The LA fires aren’t just causing homelessness — they’re making it worse, a new study finds
Four newly published studies led by UCLA draw a clear line between climate disasters, housing instability and homelessness, with researchers pointing to the 2025 Los Angeles County wildfires as one of the most shocking recent examples.
In the case of the fire of January 2025, about 200,000 people lost their homes. “The wildfires were among the most painful urban fires in history, and as painful as they were for those who lost their homes, those who lived on the streets suffered,” Randall Kuhn, a professor in the UCLA Fielding Department of Public Health Sciences and a co-author of three of the studies, in a statement released by the university recently, published on Thursday.
Of the people experiencing homelessness in the affected communities surveyed in this study, more than a third reported injuries or other major disruptions in their lives as a result of the fire.
Those are the latest results in a wide set of four recently published papers which argue that homelessness should be understood as more than just a chronic housing crisis. Indeed, Kuhn said the study’s findings show how climate disasters and anti-homelessness policies can go hand in hand. He said that people who were recently displaced from their places are more likely to report the effects of the wildfire, and the fires put them at risk of destroying tents and destroying property.
“Homelessness is a crisis in itself, and it’s a situation where most people every month welcome the arrival of a new crisis,” Kuhn said.
Exposure to smoke during the fire also had adverse effects: 40% reported worsening respiratory symptoms, including coughing, shortness of breath and wheezing. Kuhn said 31% of uninsured respondents reported an injury, which is more common among people who already have other health problems.
More than half of respondents said it is more difficult to find shelter after the fire than before.
One of the lessons, published in JAMA Network Open on April 6, examined homelessness trends in all 50 states and Washington, DC, and found that each home lost to weather-related events per 10,000 people is associated with a one-point increase in homelessness.

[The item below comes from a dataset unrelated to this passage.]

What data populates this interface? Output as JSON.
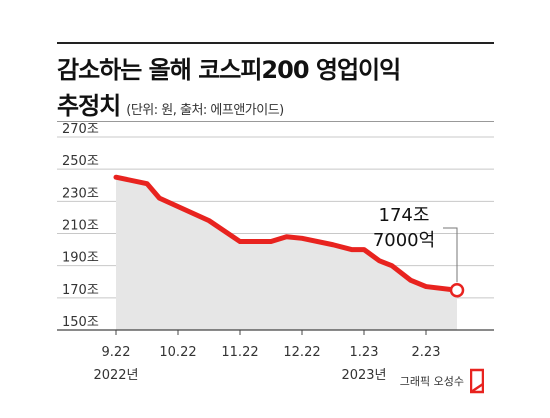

“Our findings underscore the fact that homelessness can be seen as a predictable consequence of climate disasters,” Kathryn Leifheit, UCLA assistant professor and lead author of the national study, said in a news release.
According to Leifheit, from 2020 to 2022, the number of homeless people in the US increased by 11% – but if you remove climate disasters from the equation, that number would have decreased to 8%. The researchers controlled for rents and other economic factors, though Leifheit says the findings should still be interpreted with caution.

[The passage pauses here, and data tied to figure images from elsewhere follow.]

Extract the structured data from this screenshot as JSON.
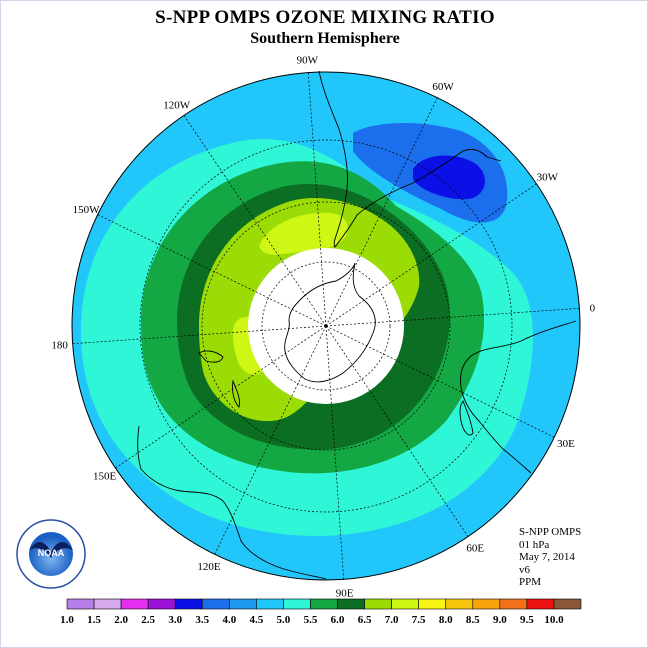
{
  "title": "S-NPP OMPS OZONE MIXING RATIO",
  "subtitle": "Southern Hemisphere",
  "longitude_labels": [
    "90W",
    "60W",
    "30W",
    "0",
    "30E",
    "60E",
    "90E",
    "120E",
    "150E",
    "180",
    "150W",
    "120W"
  ],
  "info": {
    "instrument": "S-NPP OMPS",
    "pressure": "01 hPa",
    "date": "May 7, 2014",
    "version": "v6",
    "units": "PPM"
  },
  "logo_text": "NOAA",
  "colorbar": {
    "labels": [
      "1.0",
      "1.5",
      "2.0",
      "2.5",
      "3.0",
      "3.5",
      "4.0",
      "4.5",
      "5.0",
      "5.5",
      "6.0",
      "6.5",
      "7.0",
      "7.5",
      "8.0",
      "8.5",
      "9.0",
      "9.5",
      "10.0"
    ],
    "colors": [
      "#b77fe8",
      "#d7a9ef",
      "#e62ef0",
      "#9a12d6",
      "#0a10e6",
      "#1c6fec",
      "#1e99f2",
      "#21c6fb",
      "#2ff6d6",
      "#14a844",
      "#0c6e22",
      "#9bdc07",
      "#cff715",
      "#faf613",
      "#f7c50c",
      "#f7a40b",
      "#f2701a",
      "#ef1212",
      "#8a5638"
    ]
  },
  "map_colors": {
    "ppm_3_0": "#0a10e6",
    "ppm_3_5": "#1c6fec",
    "ppm_4_0": "#1e99f2",
    "ppm_4_5": "#21c6fb",
    "ppm_5_0": "#2ff6d6",
    "ppm_5_5": "#14a844",
    "ppm_6_0": "#0c6e22",
    "ppm_6_5": "#9bdc07",
    "ppm_7_0": "#cff715",
    "no_data": "#ffffff"
  }
}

A similar national study found that preventing evictions during the COVID-19 pandemic appeared to blunt what would have been a significant increase in homelessness.
“If state and local governments had allowed deportations to continue during that time, we estimate that the average increase would have been about 20%,” said Craig Pollack, a Johns Hopkins physician and co-author of the study, in a statement.
Kuhn said the findings of the wildfire also revealed how disaster management programs can fail people who are already living without a place to hide.
She said disasters can cut homeless people off from day-to-day support, as outreach workers are diverted and places like libraries, soup kitchens and restaurants are closed. Street medicine groups and mobile clinics, which provide direct medical care to homeless people, can help close that gap, he said, and mutual aid networks and informal communication systems within the camp can help spread information to people who may have phones but are not connected to formal warning systems.
Another study in the series, published in magazine Social Sciences and Medicine in March, they found that encampment sweeps and regular displacement were associated with poorer physical and mental health among homeless people in Los Angeles.
The study found that about one-third of uninsured respondents had been swept in the month before they were tested, and about half had been displaced. Benjamin Henwood, USC social researcher and author of the paper, said that type of instability can cause people to lose medication, documents, property and communication with staff and care providers.
“In the long run, it creates a chronic instability that makes it more difficult to engage in health care, maintain treatment, or advance in housing,” Henwood said. “In fact, it keeps people in a position to start over.”
Kuhn said the findings highlight the need for closer cooperation between emergency response systems and homeless services so people can be better protected during future disasters. He added that these studies also indicate immediate policy responses and comprehensive efforts to reduce the risk of homelessness before and after disasters.
“Together, these actions will reduce the risk of homelessness, before and after disasters,” said Kuhn.